Ken Prouty’s Knowing Jazz: Community, Pedagogy, and Canon in the Information Age argues that knowledge of jazz, or more to the point, claims to knowledge of jazz, are at the formation of jazz’s identity, its canon, and is manifestation as a community. Originally published by UPM in December 2011, this book is now available in paperback.
Every
jazz artist, critic, or fan understands jazz differently, based on each
individual’s unique experiences and insights. Through playing, listening,
reading, and talking about jazz, both as a form of musical expression and as a
marker of identity, each develops a personalized relationship to the larger jazz
world. Through the increasingly important role of media, they also engage in
the formation of different communities that transcend not only traditional
boundaries of geography, but increasingly exist only in the virtual world.
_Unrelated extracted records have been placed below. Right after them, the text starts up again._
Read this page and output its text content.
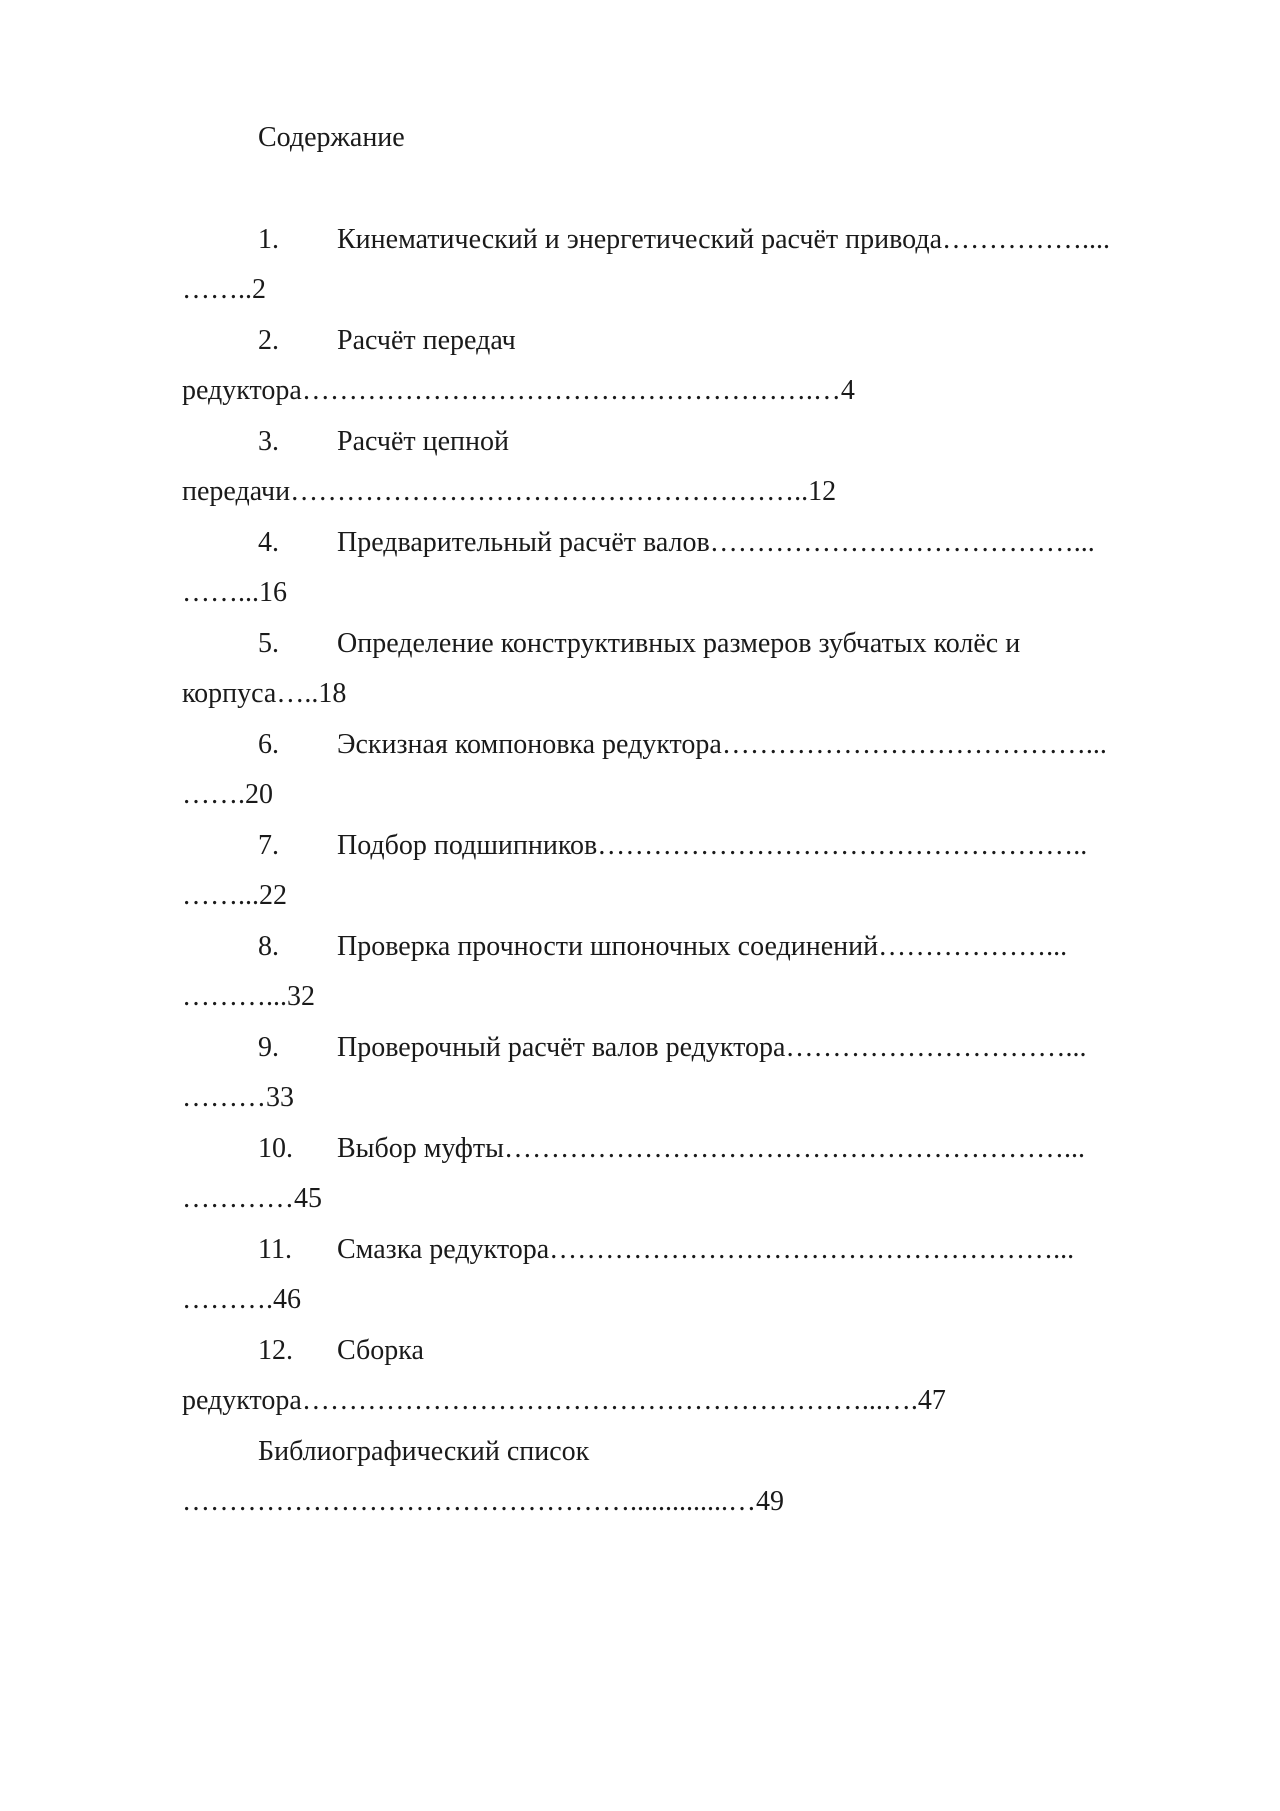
Содержание
1. Кинематический и энергетический расчёт привода……………....
……..2
2. Расчёт передач
редуктора……………………………………………….…4
3. Расчёт цепной
передачи………………………………………………..12
4. Предварительный расчёт валов…………………………………...
……...16
5. Определение конструктивных размеров зубчатых колёс и
корпуса…..18
6. Эскизная компоновка редуктора…………………………………...
…….20
7. Подбор подшипников……………………………………………..
……...22
8. Проверка прочности шпоночных соединений………………...
………...32
9. Проверочный расчёт валов редуктора…………………………...
………33
10. Выбор муфты……………………………………………………...
…………45
11. Смазка редуктора………………………………………………...
……….46
12. Сборка
редуктора……………………………………………………...….47
Библиографический список
…………………………………………..............…49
The relationships formed by “jazz people” within and between these types of
communities is at the center of Knowing Jazz. Some communities,
such as those in academia, reflect a clash of sensibilities between historical
traditions. Others, particularly those who inhabit cyberspace, represent a new
and exciting avenue for communities of everyday fans, whose involvement in jazz
has often been ignored. Other communities seek to define themselves as expressions
of national or global sensibility, pointing to the ever-changing nature of
jazz’s identity as an American art form in an international setting.
What
all these communities share, however, is an intimate, visceral link to the
music and the artists who make it, brought to life through the medium of
recording, perhaps the one core activity which unites all jazz people around
the world.
The
book includes extensive critical discussions of issues in jazz pedagogy,
including the nature of social systems and traditions, which are rarely
discussed in the disciplines of jazz studies or ethnomusicology. Also featured
is a detailed examination of the impact of social media on jazz and its
communities, which to date is conspicuously absent from existing literature in
both jazz and musicology.
Prouty
uses an approach and style that speaks effectively to audiences in different
disciplines and different levels Informed by an interdisciplinary approach and
approaching the topic from a number of different perspectives, Knowing
Jazz charts a philosophical course in which many disparate perspectives
and varied opinions on jazz can find common ground.